The shadows of the river dance along with the Pavane for a Dead Species,
When it changes its course, muddled and muddied, certain acidification plays,
the obscure in the limbo sings the ballad of utter disregard when the river
doesn’t cry, the way the desert doesn’t cry, not once, its nucleus is wizened,
I stand across the portrait of the nuclear river Danube in the Centrals of Europe,
Ah, well it is just a portrait of white fruits shrivelled like the sewage waste,
I stretch in sweat pants, the dead river stretches in sweat, all salt and no glory,
Like the atoms in the galaxies of my body, and now, only I am here, the river
Are a thousand dreams wrapped inside a casket in the cascade, and my favourite
Bed time story has been passed down to me by mother in her twenties, when all
The fishes died, and all the land was desert, and thirst was our mutual friend,
“Once upon a time, the river and I were one.”
My grandmother pulls a sheet over me, and tells me not to cry, for I am not to
waste my tears should we all die thirsty. She sings some ancient lullaby, and
prays, and prays. “Thank God, we are not dying hungry at least.”

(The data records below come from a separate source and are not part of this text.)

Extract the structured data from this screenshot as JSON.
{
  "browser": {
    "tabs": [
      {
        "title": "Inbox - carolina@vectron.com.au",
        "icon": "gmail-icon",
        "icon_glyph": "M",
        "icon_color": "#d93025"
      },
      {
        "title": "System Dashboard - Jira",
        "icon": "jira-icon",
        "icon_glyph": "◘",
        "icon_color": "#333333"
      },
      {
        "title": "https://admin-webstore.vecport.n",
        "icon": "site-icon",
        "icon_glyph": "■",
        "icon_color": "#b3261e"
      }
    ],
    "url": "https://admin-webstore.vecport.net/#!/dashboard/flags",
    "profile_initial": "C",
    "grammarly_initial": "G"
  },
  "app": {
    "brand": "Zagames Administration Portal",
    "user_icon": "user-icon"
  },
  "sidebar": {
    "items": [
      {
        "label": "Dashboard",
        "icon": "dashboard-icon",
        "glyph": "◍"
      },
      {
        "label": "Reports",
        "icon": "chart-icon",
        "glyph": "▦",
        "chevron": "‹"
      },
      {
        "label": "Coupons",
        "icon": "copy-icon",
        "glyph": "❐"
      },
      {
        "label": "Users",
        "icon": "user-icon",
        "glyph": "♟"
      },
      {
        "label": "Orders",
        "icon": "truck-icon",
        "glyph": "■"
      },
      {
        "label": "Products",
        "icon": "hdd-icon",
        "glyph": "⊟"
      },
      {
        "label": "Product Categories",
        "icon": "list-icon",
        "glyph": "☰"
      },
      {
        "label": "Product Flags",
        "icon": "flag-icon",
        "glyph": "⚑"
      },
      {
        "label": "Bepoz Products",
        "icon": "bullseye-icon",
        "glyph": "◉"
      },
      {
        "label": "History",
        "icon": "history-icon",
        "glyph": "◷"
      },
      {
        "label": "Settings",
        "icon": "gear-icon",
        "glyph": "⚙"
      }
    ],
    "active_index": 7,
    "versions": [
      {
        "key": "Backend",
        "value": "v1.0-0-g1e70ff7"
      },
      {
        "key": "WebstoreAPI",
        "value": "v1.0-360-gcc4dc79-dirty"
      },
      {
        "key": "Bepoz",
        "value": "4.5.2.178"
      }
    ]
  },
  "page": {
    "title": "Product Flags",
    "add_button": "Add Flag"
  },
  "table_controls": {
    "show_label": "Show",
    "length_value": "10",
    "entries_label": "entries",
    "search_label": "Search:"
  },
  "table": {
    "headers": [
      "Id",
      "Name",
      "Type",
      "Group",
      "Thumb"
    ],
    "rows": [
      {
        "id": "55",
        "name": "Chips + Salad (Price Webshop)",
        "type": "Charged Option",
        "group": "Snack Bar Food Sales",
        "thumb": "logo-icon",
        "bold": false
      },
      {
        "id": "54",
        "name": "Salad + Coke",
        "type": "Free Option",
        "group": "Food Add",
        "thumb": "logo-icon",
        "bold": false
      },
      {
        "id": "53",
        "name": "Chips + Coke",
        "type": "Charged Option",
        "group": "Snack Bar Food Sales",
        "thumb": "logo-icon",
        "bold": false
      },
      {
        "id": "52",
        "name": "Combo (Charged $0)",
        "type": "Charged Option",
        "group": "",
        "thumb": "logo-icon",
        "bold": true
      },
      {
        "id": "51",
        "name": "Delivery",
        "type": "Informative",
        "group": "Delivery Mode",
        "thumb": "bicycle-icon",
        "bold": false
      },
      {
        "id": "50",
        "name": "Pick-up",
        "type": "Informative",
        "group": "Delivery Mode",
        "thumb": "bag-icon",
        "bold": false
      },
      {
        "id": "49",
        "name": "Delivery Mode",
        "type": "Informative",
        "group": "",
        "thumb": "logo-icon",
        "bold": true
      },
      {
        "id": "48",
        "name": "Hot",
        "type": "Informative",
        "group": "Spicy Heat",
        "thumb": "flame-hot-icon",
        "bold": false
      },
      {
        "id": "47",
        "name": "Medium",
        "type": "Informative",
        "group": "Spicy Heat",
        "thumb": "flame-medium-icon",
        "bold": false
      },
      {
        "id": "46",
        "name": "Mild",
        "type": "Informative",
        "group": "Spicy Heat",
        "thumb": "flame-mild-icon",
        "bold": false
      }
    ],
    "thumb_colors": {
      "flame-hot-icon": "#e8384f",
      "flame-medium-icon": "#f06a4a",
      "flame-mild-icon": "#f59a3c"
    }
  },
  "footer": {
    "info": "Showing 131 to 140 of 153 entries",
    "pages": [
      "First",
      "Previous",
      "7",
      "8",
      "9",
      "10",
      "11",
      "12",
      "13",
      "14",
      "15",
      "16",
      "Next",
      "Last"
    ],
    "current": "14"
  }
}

I don’t make paper boats. I don’t know any rivers of water. We learn about the
ocean in our history class, as something ancestral. Inherited only in memories.
evaporated in sight. when my grandmother dies, she doesn’t even cry.
I pick my pen, and I write to my grandchildren, don’t cry, don’t cry. we might
never meet. we only have our tears to drink.
Reflection
Reflection
My poem talks about a point far ahead in the future, when the ocean has ceased to exist. My inspiration for this piece comes from my grandmother. In almost all the stories she would narrate, there was always an element that questioned the logistics of a subject. “What if?” It always encouraged me to ask questions. I guess the lack of awareness is one of the most dangerous things. I’d disagree with anyone who says that ignorance is bliss. It is not. We are beating the ocean to death at this very stage, simply because we do not understand, and are unable to comprehend, the gravity of the situation. The poem uses sarcasm to highlight the possibility that one day there might not be an ocean, and as such we all will die. It relates the ocean to all the rivers, emphasizing on the personal nature of the ocean given in our individual contexts. That perhaps one day we would not make paper boats because there aren’t any rivers. That one day my grandchildren wouldn’t even question the transience of the ocean because it simply doesn’t exist anymore. That if we do not take any action right now, we will be inheriting seven deserts instead of seven oceans. We can expect our history lessons in the future to be about how oceans once existed, and how they do not anymore, if we do not question the state of our tired affairs. We must learn to question, resit, rebel, and take action for the better. Our actions–and our inactions–are both bound to have terrible consequences.